Shame on you! Shame, shame, shame.

Did you provide any means for us to stay connected? No, you disabled all email accounts, software extensions, and sent a dismissive email saying you did all you could. Did you provide a any means for the clients to reach out to their former ZA’s to find out about options? No, you removed access to all information stored on the system and then told us tongue in cheek that we were free to contact clients and try to make arrangements, all along knowing you were selling the client list to someone else who would have access to that information and swoop in and poach them from us. Did you ever in the 1+ years since we went to employee status give us the credit to say “we want to offer these benefits but we can’t afford them at this time, so we will have to put a hold on them and come back when we are more solvent”? No, you kept throwing things into the mix to hide the real truth — bonuses 3 out of 4 quarters of the year, chromebooks, software/extensions, pending raises, etc. and then blame the fact that there was too much expense to keep going. These are just the tip of the iceberg, and don’t even begin to mention the things like repeatedly switching insurance companies so that we wouldn’t have the ability to use what was purchased then retroactively cancelling coverage that was already “paid” for and so many more others.

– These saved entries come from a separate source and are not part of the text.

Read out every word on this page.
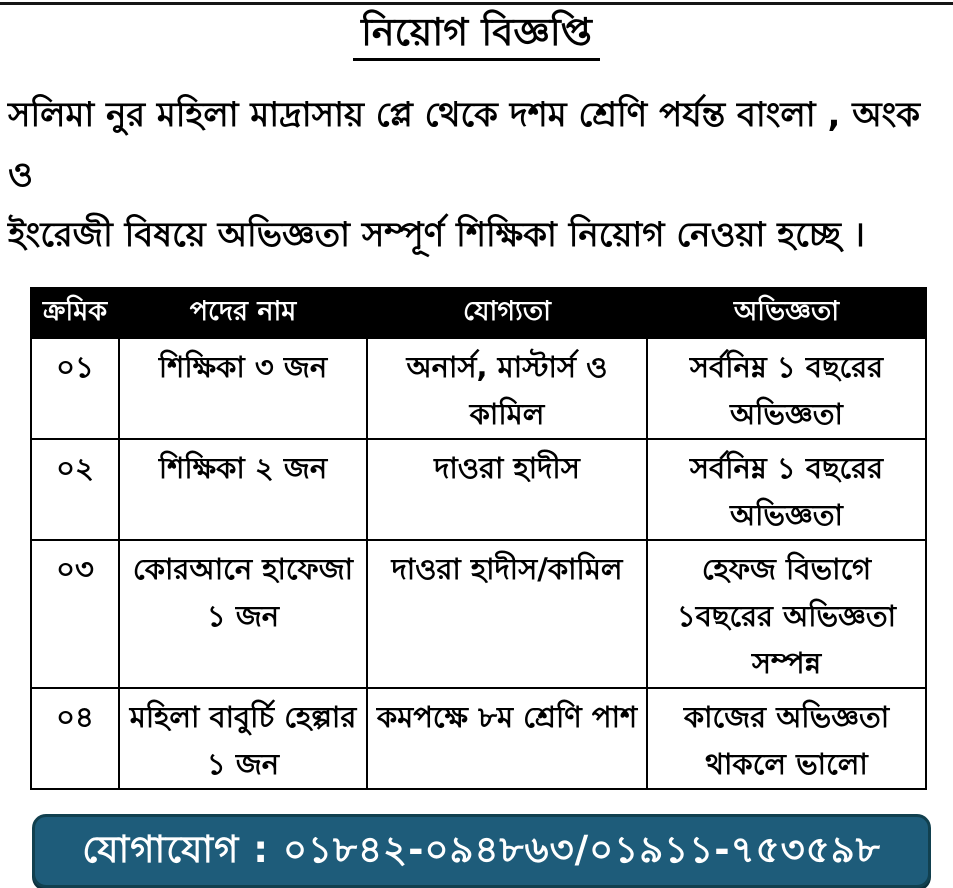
নিয়োগ বিজ্ঞপ্তি
সলিমা নুর মহিলা মাদ্রাসায় প্লে থেকে দশম শ্রেণি পর্যন্ত বাংলা , অংক ও
ইংরেজী বিষয়ে অভিজ্ঞতা সম্পূর্ণ শিক্ষিকা নিয়োগ নেওয়া হচ্ছে ।
ক্রমিক	পদের নাম	যোগ্যতা	অভিজ্ঞতা
০১	শিক্ষিকা ৩ জন	অনার্স, মাস্টার্স ও কামিল	সর্বনিম্ন ১ বছরের অভিজ্ঞতা
০২	শিক্ষিকা ২ জন	দাওরা হাদীস	সর্বনিম্ন ১ বছরের অভিজ্ঞতা
০৩	কোরআনে হাফেজা ১ জন	দাওরা হাদীস/কামিল	হেফজ বিভাগে ১বছরের অভিজ্ঞতা সম্পন্ন
০৪	মহিলা বাবুর্চি হেল্পার ১ জন	কমপক্ষে ৮ম শ্রেণি পাশ	কাজের অভিজ্ঞতা থাকলে ভালো
যোগাযোগ : ০১৮৪২-০৯৪৮৬৩/০১৯১১-৭৫৩৫৯৮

You knew long ago it was not going to be able to be sustained and you did nothing morally and ethically responsible toward fixing it.

If you are having a problem financially, you don’t go BUYING more things to make your debt deeper. You don’t go promising more debt to fish out of it. You find the means to start, and THEN you produce. If you want to keep morale up, perhaps say “we want to buy chromebooks for everyone, we are looking for financing, and will have more information when we can manage that step”. Don’t say “EVERYONE GETS A CHROMEBOOK!” and put yourself into a horrible debt spiral while you are in a massive hiring rush — just for example.

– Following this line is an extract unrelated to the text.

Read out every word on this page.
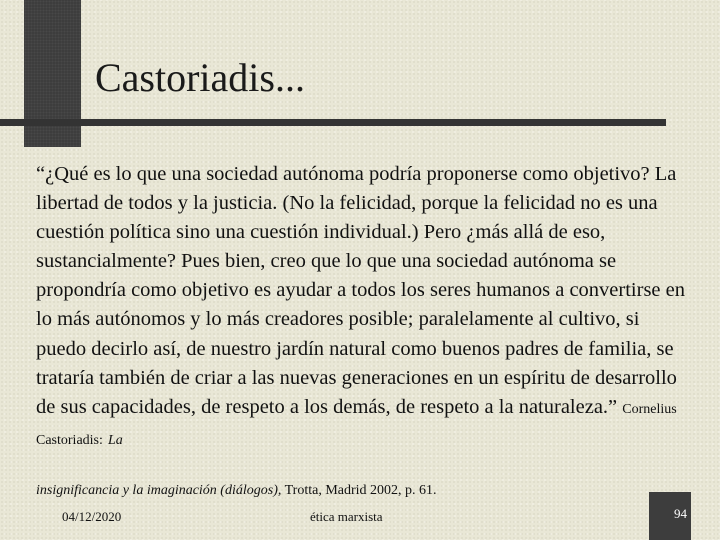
Castoriadis...

“¿Qué es lo que una sociedad autónoma podría proponerse como objetivo? La libertad de todos y la justicia. (No la felicidad, porque la felicidad no es una cuestión política sino una cuestión individual.) Pero ¿más allá de eso, sustancialmente? Pues bien, creo que lo que una sociedad autónoma se propondría como objetivo es ayudar a todos los seres humanos a convertirse en lo más autónomos y lo más creadores posible; paralelamente al cultivo, si puedo decirlo así, de nuestro jardín natural como buenos padres de familia, se trataría también de criar a las nuevas generaciones en un espíritu de desarrollo de sus capacidades, de respeto a los demás, de respeto a la naturaleza.” Cornelius Castoriadis: La

insignificancia y la imaginación (diálogos), Trotta, Madrid 2002, p. 61.

04/12/2020	ética marxista	94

Had you been honest with us, even once, this ZA culture you claim to be so proud of would have surprised you like it did on Monday morning. I don’t think you expected this team of awesomeness to find the wherewithal to piece together an ability to contact our clients and begin turning what you threw at us as rotten lemons, tomatoes, and apples into a whole string of gourmet fruit stands. We created means of finding and connecting clients to former ZA’s, we found a way to create a page and connect up and share information, insights, and support, we found a way to work with the tattered shreds left behind, pick up the pieces, dust each other off, and continue putting one foot in front of the other.

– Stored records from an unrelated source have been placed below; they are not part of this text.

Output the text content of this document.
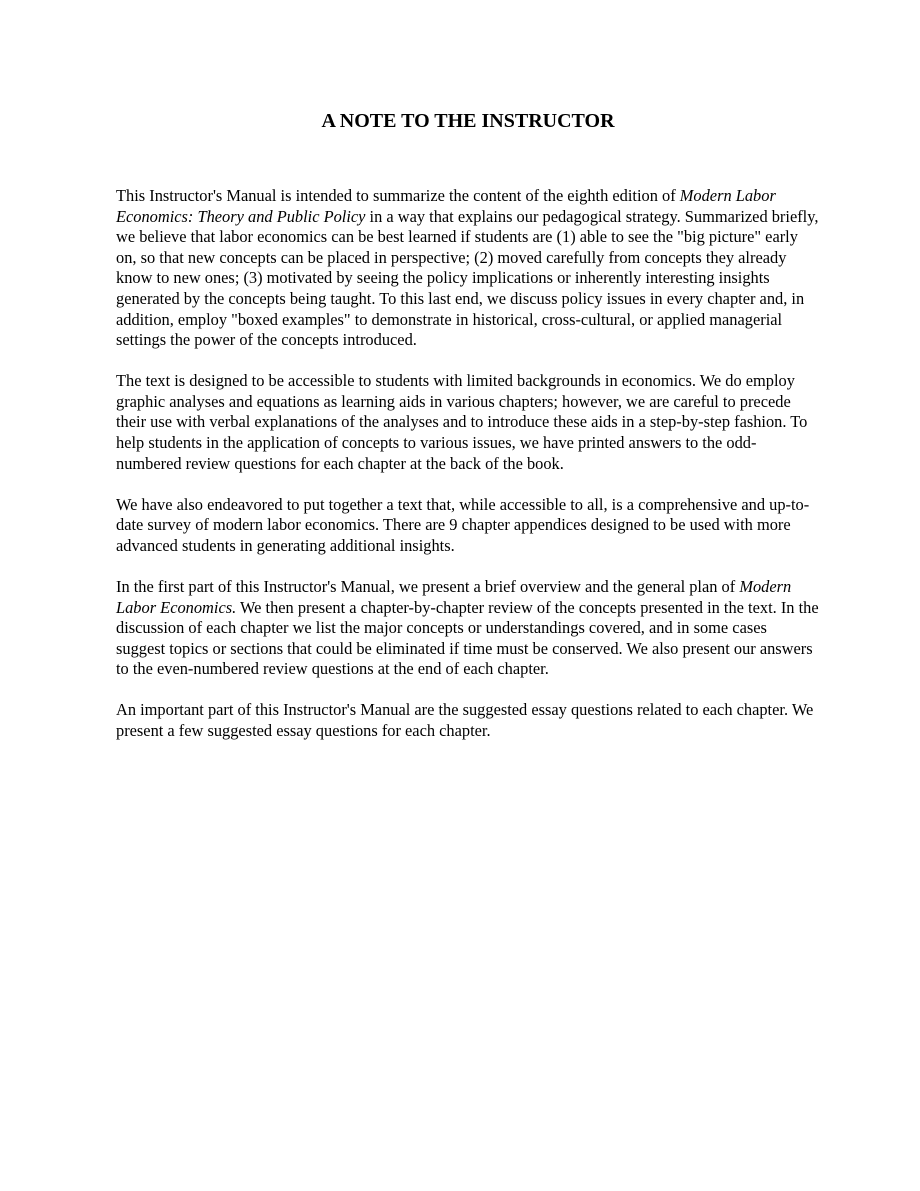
A NOTE TO THE INSTRUCTOR

This Instructor's Manual is intended to summarize the content of the eighth edition of Modern Labor Economics: Theory and Public Policy in a way that explains our pedagogical strategy. Summarized briefly, we believe that labor economics can be best learned if students are (1) able to see the "big picture" early on, so that new concepts can be placed in perspective; (2) moved carefully from concepts they already know to new ones; (3) motivated by seeing the policy implications or inherently interesting insights generated by the concepts being taught. To this last end, we discuss policy issues in every chapter and, in addition, employ "boxed examples" to demonstrate in historical, cross-cultural, or applied managerial settings the power of the concepts introduced.

The text is designed to be accessible to students with limited backgrounds in economics. We do employ graphic analyses and equations as learning aids in various chapters; however, we are careful to precede their use with verbal explanations of the analyses and to introduce these aids in a step-by-step fashion. To help students in the application of concepts to various issues, we have printed answers to the odd-numbered review questions for each chapter at the back of the book.

We have also endeavored to put together a text that, while accessible to all, is a comprehensive and up-to-date survey of modern labor economics. There are 9 chapter appendices designed to be used with more advanced students in generating additional insights.

In the first part of this Instructor's Manual, we present a brief overview and the general plan of Modern Labor Economics. We then present a chapter-by-chapter review of the concepts presented in the text. In the discussion of each chapter we list the major concepts or understandings covered, and in some cases suggest topics or sections that could be eliminated if time must be conserved. We also present our answers to the even-numbered review questions at the end of each chapter.

An important part of this Instructor's Manual are the suggested essay questions related to each chapter. We present a few suggested essay questions for each chapter.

I understand that when there is sensitive information at stake you can’t always trust everyone, but there are correct ways and incorrect ways to handle a shut down. Even if you had to furlough, or contact us 60 days ago and say we aren’t able to continue this way, and so we are giving you an opportunity to have a chance to either contact your clients and arrange separate contracts, or find another job and we can redistribute the clients, and we still have 60 days of pay/benefits to do what was necessary. Even if you had said helped us gather our clients together with information and resources like the completed tasks that we had to use your tools to store everything on so that we could share between ourselves — having to get passwords again is nothing compared to the days/weeks/months/even years of lost work from a purge. There are so many ways that this was botched from the get-go. It really looks like you were trying to set us up to fail.

Saddest thing of all? You lost that precious resource. If you had only been fair and honest with us all along, as you said you were being, things could have been so much different.